= Denis Retaillé =

Denis Retaillé (born 1953, Mayenne, France) was a professor of geography at the University of Bordeaux III and the Director of the CNRS ADES Research Unit, UMR 5186. Professor Retaillé holds a PhD in Geography from the University of Rouen (1983) dedicated to the study of the Nigerien region of Koutous, and a Habilitation from the Paris-Sorbonne University (Paris IV) (1993) dedicated to the study of space in the Sahel. From 1993 to 2008, he was a professor of geography at the University of Rouen, France.

Drawing on the work made by French geographer Jean Gallais in the Inner Niger Delta in Mali, he has contributed to the understanding of space, in particular in the Sahara and in the Sahel and also in India. Building on his African fieldworks, he developed the idea of a nomadic space and of a mobile space. More generally, he is interested in explaining the diversity of cultural representations in the globalised world. His work has contributed to the development of the epistemology of geography and is inspired by a comparative approach, as evidenced by his contribution in Le monde, espaces et systèmes, published with Marie-Françoise Durand and Jacques Lévy in 1993, and in Le monde du géographe, published in 1997.

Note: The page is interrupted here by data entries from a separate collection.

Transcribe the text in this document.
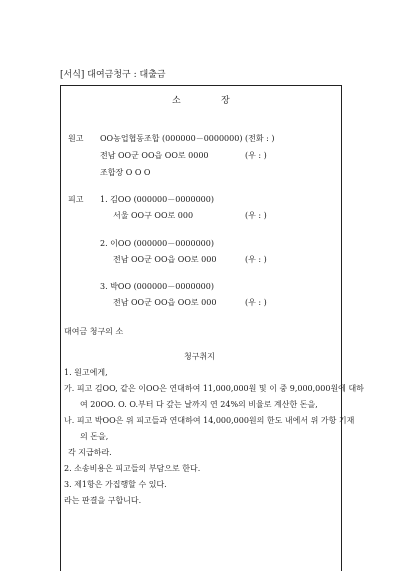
[서식] 대여금청구 : 대출금
소	장
원고 OO농업협동조합 (000000－0000000) (전화 : )
전남 OO군 OO읍 OO로 0000	(우 : )
조합장 O O O
피고 1. 김OO (000000－0000000)
서울 OO구 OO로 000	(우 : )
2. 이OO (000000－0000000)
전남 OO군 OO읍 OO로 000	(우 : )
3. 박OO (000000－0000000)
전남 OO군 OO읍 OO로 000	(우 : )
대여금 청구의 소
청구취지
1. 원고에게,
가. 피고 김OO, 같은 이OO은 연대하여 11,000,000원 및 이 중 9,000,000원에 대하
여 20OO. O. O.부터 다 갚는 날까지 연 24%의 비율로 계산한 돈을,
나. 피고 박OO은 위 피고들과 연대하여 14,000,000원의 한도 내에서 위 가항 기재
의 돈을,
각 지급하라.
2. 소송비용은 피고들의 부담으로 한다.
3. 제1항은 가집행할 수 있다.
라는 판결을 구합니다.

Professor Retaillé was the Editor in Chief of L’Information géographique, a French journal.

==Career==
- M.A. in Geography, University of Rouen (1979)
- PhD in Geography, University of Rouen (1983)
- Assistant professor, University of Rouen (1989–1993)
- Reader, Institut d’études politiques, Paris-Sciences Po (1990–1997)
- Lecturer, University of Rouen (1982–1989)
- Professor, Department of Geography, University of Rouen (1993–2008)
- Professor, Department of Geography, University of Bordeaux III (2008-2016)

==Major works==
- Retaillé D. 2014. De l’espace nomade à l’espace mobile en passant par l’espace du contrat: une expérience théorique. Canadian Journal of African Studies 48(1): 13-28.
- Retaillé D. 2012. Les Lieux de la mondialisation, Le Cavalier Bleu, Paris.
- Retaillé D, Walther O. 2011. Spaces of uncertainty: A model of mobile space in the Sahel. Singapore Journal of Tropical Geography 32(1): 85-101.
- Retaillé D, Walther O. 2011. Guerre et terrorisme au Sahara-Sahel: la reconversion des savoirs nomades. L’Information Géographique 76(3): 51-68.
- Retaillé D. 2009. Malaise dans la géographie, l’espace est mobile, in M. Vanier (ed.) Territoires, territorialité, territorialisation. Rennes: Presses Universitaires de Rennes : 97-114.
- Retaillé D. 2007. Les échelles paradoxales du développement. Les Cahiers d’Outre Mer 238: 167-183.
- Retaillé D (dir.). 2006. La ville ou l’Etat? Développement politique et urbanité dans les espaces nomades et mobiles. Rouen: PURH.
- Retaillé D. 2005. L’espace mobile, in Antheaume B, Giraut F (eds) Le territoire est mort. Vive les territoires! Une (re)fabrication au nom du développement. Paris: IRD : 175-202.
- Retaillé D. 2000. Geopolitics in history. Geopolitics 5(2): 35-51.
- Retaillé D. 1998. L’espace nomade. Revue de Géographie de Lyon 1: 71-81.
- Retaillé D. 1997. Le monde du géographe. Paris: Presses de Sciences Po.
- Retaillé D. 1995. Structures territoriales sahéliennes. Le modèle de Zinder. Revue de Géographie alpine 2: 127-148.
- Durand M.-F, Lévy J, Retaillé D. 1993. Le monde, espaces et systèmes. Paris: Presses de Sciences Po and Dalloz.
- Retaillé D. 1993. Afrique: le besoin de parler autrement qu’en surface. EspacesTemps 51-52: 52-62.
- Retaillé D. 1989. Mobilités des populations sahéliennes pendant la sécheresse aggravée de 1984, in Bret B (ed.) Les hommes face aux sécheresses. Paris: IHEAL: 277-285.
- Retaillé D. 1986. Les structures territoriales et la sécheresse au Sahel. Cahiers Géographiques de Rouen special issue: 27-42.
- Retaillé D. 1984. La mise en place d’une région en Afrique sahélienne autour du Koutous (Niger oriental). In Blanc-Pamard, C. et al. (eds) Le développement rural en questions: paysages, espaces ruraux, systèmes agraires. Paris: ORSTOM : 181–203.
- Retaillé D. 1983. La mise en place d’une région Afrique sahélienne, autour du Koutous, Niger oriental. University of Rouen, unpublished PhD dissertation.